Alla scoperta del villaggio globale
Questa intervista a Yoshi Oida è stata ripresa nel blog di psicologia on line di Alessandro Lombardo con il titolo "Il gioco del teatro".
Chi ha pratica di animazione teatrale con i bambini, sa che la loro confidenza con il linguaggio del corpo e della scena può essere almeno pari a quella che hanno con i telefonini. Nativi teatrali dunque, con la differenza che in questo caso non si appiattiscono nervosamente su comportamenti standard di consumo determinati dal mercato, ma tirano fuori da se stessi risorse sempre nuove e sorprendenti e si scoprono protagonisti insieme con gli altri, attivi e soddisfatti.
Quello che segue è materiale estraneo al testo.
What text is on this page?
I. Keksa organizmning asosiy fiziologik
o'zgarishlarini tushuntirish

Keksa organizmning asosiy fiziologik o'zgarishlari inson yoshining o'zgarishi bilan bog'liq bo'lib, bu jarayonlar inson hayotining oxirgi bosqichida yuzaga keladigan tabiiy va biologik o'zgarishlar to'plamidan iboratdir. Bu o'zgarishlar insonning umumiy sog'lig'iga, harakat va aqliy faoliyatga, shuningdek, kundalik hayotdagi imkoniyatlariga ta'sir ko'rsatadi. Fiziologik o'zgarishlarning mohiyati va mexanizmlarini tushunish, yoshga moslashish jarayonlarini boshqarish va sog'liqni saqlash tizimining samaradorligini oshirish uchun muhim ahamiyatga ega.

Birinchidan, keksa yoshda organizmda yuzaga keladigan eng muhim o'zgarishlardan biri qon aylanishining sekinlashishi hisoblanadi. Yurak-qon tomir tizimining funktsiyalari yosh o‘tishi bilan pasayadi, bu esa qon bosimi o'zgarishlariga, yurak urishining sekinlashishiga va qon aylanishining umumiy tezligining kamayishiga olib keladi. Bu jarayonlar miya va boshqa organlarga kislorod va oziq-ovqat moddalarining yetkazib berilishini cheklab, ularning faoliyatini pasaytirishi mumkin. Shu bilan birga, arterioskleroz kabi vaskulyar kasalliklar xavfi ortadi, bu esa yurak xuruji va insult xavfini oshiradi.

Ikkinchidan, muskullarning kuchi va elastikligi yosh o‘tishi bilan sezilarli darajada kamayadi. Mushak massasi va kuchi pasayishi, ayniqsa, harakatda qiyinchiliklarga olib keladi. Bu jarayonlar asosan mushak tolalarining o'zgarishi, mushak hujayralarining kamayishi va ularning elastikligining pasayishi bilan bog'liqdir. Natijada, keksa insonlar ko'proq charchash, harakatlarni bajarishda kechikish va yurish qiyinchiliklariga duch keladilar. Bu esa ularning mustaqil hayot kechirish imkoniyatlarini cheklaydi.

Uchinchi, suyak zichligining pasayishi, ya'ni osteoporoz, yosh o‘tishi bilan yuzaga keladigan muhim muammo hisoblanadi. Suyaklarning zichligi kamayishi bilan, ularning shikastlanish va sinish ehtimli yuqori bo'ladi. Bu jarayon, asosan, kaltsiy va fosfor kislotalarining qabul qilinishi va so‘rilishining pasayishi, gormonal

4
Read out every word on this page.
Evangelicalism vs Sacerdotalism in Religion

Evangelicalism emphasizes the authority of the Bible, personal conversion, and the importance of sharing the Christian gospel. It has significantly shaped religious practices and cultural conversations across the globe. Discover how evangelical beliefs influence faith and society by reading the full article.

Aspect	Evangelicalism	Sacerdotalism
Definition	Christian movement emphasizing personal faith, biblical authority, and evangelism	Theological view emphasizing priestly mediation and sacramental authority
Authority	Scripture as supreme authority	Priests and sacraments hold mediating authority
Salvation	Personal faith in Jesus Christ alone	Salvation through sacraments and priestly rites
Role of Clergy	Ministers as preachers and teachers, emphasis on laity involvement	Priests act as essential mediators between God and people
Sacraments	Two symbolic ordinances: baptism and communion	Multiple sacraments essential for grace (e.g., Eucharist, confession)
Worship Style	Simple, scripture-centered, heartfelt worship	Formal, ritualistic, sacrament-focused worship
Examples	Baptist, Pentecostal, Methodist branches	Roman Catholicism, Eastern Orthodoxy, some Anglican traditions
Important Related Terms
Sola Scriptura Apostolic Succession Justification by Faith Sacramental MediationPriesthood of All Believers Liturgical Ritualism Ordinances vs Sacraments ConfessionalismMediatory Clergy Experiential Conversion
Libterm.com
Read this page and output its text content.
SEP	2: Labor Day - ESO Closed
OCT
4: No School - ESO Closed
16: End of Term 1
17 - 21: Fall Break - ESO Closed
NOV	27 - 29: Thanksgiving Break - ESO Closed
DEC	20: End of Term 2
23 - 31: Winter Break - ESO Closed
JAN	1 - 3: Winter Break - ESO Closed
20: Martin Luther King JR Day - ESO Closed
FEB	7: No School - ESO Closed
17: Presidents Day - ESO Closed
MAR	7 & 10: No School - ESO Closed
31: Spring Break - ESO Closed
Una cosa che fa bene anche alla salute, e che non li fa apparire inconoscibili alle generazioni precedenti ma anzi, favorisce un livello di comunicazione eccellente!
Funziona anche con i gruppi di adulti, e Yoshi Oida, che fa teatro da quando aveva 12 anni ci racconta delle domande che fa al suo "pubblico".
Alcune domande hanno una origine antica, quelle che già il maestro poneva agli allievi in un monastero zen del 12° secolo, durante le sedute di meditazione, e hanno anche un nome: Koan. "Quando voi battete le mani, quale suono viene dalla mano destra e quale dalla mano sinistra?" Ci si può pensare per 2, 5, 10 anni, senza trovare una risposta!
Poi ovviamente si va oltre, ma intanto qualcosa si è mosso nella testa dei partecipanti, adulti o bambini che siano: un processo creativo di cui ognuno è inventore e attore, a partire da quello che è, senza modelli esterni da raggiungere o a cui adeguarsi. Poche esperienze sono di così immediata e sicura soddisfazione.